Abstract
High-throughput dynamic imaging of cells and organelles is essential for understanding complex cellular responses. We report Mantis, a high-throughput 4D microscope that integrates two complementary, gentle, live-cell imaging technologies: remote-refocus label-free microscopy and oblique light-sheet fluorescence microscopy. Additionally, we report shrimPy, an open-source software for high-throughput imaging, deconvolution, and single-cell phenotyping of 4D data. Using Mantis and shrimPy, we achieved high-content correlative imaging of molecular dynamics and the physical architecture of 20 cell lines every 15 minutes over 7.5 hours. This platform also facilitated detailed measurements of the impacts of viral infection on the architecture of host cells and host proteins. The Mantis platform can enable high-throughput profiling of intracellular dynamics, long-term imaging and analysis of cellular responses to perturbations, and live-cell optical screens to dissect gene regulatory networks.
Significance Statement Understanding the dynamics and interactions of cellular components is crucial for biological research and drug discovery. Current dynamic fluorescence microscopy methods can only image a few fluorescent labels, providing a limited view of these complex processes. We developed Mantis, a high-throughput 3D microscope that maps interactions among components of dynamic cell systems. Mantis combines light-sheet fluorescence imaging of multiple fluorophores with quantitative label-free microscopy and is complemented by shrimPy, our open-source software for high-throughput data acquisition and high-performance analysis. Mantis enabled simultaneous 3D time-lapse imaging of 20 cell lines and quantitative analysis of responses to perturbations like viral infection at single-cell resolution. This approach can accelerate the analysis of cellular dynamics and image-based drug discovery.
Competing Interest Statement
The authors have declared no competing interest.
Footnotes
This is an author's version of a revised manuscript and has been improved based on feedback from anonymous reviewers. Key changes relative to v1 of preprint: 1. We edited the manuscript to clarify that this work reports the Mantis microscope and shrimPy smart microscopy engine. We report the training and performance of robust virtual staining models in a separate preprint (https://www.biorxiv.org/content/10.1101/2024.05.31.596901).
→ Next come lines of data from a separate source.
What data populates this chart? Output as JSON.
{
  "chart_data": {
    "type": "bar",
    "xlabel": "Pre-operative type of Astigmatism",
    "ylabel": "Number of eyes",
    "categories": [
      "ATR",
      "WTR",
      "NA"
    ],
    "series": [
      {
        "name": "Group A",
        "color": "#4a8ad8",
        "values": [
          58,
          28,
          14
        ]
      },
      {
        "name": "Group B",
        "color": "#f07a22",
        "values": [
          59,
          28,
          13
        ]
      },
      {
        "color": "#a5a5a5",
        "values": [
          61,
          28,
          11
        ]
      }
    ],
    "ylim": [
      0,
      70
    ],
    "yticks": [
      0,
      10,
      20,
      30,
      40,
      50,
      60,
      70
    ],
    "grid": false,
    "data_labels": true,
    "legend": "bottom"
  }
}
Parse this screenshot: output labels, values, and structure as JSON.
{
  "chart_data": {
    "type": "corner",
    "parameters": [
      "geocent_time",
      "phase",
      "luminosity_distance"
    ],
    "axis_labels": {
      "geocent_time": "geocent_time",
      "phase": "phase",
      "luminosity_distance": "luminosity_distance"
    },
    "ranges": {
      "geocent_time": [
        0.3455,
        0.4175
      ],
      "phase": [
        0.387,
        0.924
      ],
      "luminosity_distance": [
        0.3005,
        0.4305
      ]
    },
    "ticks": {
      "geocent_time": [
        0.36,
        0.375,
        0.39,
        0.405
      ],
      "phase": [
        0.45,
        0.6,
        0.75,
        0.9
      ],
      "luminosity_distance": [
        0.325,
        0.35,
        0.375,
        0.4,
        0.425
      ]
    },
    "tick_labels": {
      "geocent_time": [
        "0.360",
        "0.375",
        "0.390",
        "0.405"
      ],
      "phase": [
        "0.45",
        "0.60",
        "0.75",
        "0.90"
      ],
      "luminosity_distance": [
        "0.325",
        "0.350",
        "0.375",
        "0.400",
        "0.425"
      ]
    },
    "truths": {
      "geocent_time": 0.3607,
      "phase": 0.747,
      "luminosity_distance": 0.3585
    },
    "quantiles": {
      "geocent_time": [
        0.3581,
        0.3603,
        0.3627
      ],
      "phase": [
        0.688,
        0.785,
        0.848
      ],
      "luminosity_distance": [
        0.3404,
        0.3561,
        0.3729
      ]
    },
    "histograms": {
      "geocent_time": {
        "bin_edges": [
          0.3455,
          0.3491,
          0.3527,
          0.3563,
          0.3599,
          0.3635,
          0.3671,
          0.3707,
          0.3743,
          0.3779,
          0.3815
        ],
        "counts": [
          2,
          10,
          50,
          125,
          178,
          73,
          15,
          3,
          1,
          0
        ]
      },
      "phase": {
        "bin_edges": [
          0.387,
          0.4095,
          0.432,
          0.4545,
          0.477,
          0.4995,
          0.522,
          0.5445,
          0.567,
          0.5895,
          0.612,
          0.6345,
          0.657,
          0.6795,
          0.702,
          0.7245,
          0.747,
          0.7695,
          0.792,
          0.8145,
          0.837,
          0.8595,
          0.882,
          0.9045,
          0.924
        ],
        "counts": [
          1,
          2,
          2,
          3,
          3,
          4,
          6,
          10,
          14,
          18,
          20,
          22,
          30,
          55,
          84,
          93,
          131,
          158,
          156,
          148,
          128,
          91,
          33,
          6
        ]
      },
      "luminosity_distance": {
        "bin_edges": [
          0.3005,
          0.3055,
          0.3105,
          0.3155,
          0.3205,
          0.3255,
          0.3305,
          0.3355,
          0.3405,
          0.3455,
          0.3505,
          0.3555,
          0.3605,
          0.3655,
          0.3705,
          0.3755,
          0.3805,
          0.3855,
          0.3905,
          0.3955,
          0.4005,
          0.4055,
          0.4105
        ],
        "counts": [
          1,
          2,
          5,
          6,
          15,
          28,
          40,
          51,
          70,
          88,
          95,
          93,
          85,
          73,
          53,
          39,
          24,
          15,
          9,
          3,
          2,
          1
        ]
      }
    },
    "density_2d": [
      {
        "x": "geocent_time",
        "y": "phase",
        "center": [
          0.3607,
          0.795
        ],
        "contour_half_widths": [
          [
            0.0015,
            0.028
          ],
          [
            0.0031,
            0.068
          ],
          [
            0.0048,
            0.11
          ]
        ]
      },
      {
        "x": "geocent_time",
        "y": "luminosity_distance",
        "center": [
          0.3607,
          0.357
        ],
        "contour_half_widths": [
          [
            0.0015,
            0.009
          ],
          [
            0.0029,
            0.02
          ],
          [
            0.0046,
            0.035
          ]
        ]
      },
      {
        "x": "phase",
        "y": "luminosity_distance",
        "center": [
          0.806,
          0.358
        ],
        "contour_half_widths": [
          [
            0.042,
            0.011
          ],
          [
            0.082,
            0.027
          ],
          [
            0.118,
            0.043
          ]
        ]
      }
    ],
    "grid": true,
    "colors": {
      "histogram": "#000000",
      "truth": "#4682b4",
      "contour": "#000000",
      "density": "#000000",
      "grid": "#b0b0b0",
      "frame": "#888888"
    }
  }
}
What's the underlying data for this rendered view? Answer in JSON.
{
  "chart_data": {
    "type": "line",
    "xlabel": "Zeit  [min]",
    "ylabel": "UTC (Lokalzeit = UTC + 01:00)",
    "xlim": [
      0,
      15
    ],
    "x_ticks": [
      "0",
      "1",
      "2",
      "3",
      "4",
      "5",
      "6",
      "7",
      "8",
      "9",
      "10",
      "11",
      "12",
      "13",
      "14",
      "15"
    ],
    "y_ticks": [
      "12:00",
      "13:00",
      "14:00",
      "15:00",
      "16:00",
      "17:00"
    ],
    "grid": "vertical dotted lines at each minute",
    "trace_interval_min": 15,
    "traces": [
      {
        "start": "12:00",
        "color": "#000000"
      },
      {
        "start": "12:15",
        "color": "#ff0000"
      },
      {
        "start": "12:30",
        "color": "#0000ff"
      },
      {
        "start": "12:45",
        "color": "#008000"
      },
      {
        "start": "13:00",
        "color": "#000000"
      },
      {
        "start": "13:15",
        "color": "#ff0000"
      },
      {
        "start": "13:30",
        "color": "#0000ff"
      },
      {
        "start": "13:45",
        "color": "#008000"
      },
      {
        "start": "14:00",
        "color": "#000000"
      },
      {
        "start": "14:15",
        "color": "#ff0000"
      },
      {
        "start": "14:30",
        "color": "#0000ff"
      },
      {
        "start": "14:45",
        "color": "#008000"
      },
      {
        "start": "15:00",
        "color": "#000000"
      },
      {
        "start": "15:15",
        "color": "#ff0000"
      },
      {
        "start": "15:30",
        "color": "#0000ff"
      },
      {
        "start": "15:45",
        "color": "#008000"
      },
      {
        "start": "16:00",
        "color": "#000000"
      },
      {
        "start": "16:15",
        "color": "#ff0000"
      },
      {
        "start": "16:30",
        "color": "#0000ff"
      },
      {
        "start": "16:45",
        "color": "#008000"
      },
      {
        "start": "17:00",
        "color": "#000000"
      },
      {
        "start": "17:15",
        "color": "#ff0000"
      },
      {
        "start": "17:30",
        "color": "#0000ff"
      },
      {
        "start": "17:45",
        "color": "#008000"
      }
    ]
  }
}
We cite the robust virtual staining preprint here. 2. We report an online PSF calibration method for aligning the light-sheet arm and a deconvolution algorithm to correct residual aberrations. These improvements led to a 60% increase in the spatial resolution (Figure 2). 3. We illustrate higher spatial resolution with a new 6-channel movie of dividing A549 cells. The 6 channels are phase, orientation, mitochondrial protein labeled with fluorescent protein, lysosomes labeled with vital dyes, virtually stained nuclei, and virtually stained membrane (Figure 1). 4. We extend the analysis of the infected cells and demonstrate the clustering of the infected and uninfected cells with image-based phenotypes (Figure 5). 5. All figures and movies are refined based on the feedback of the reviewers.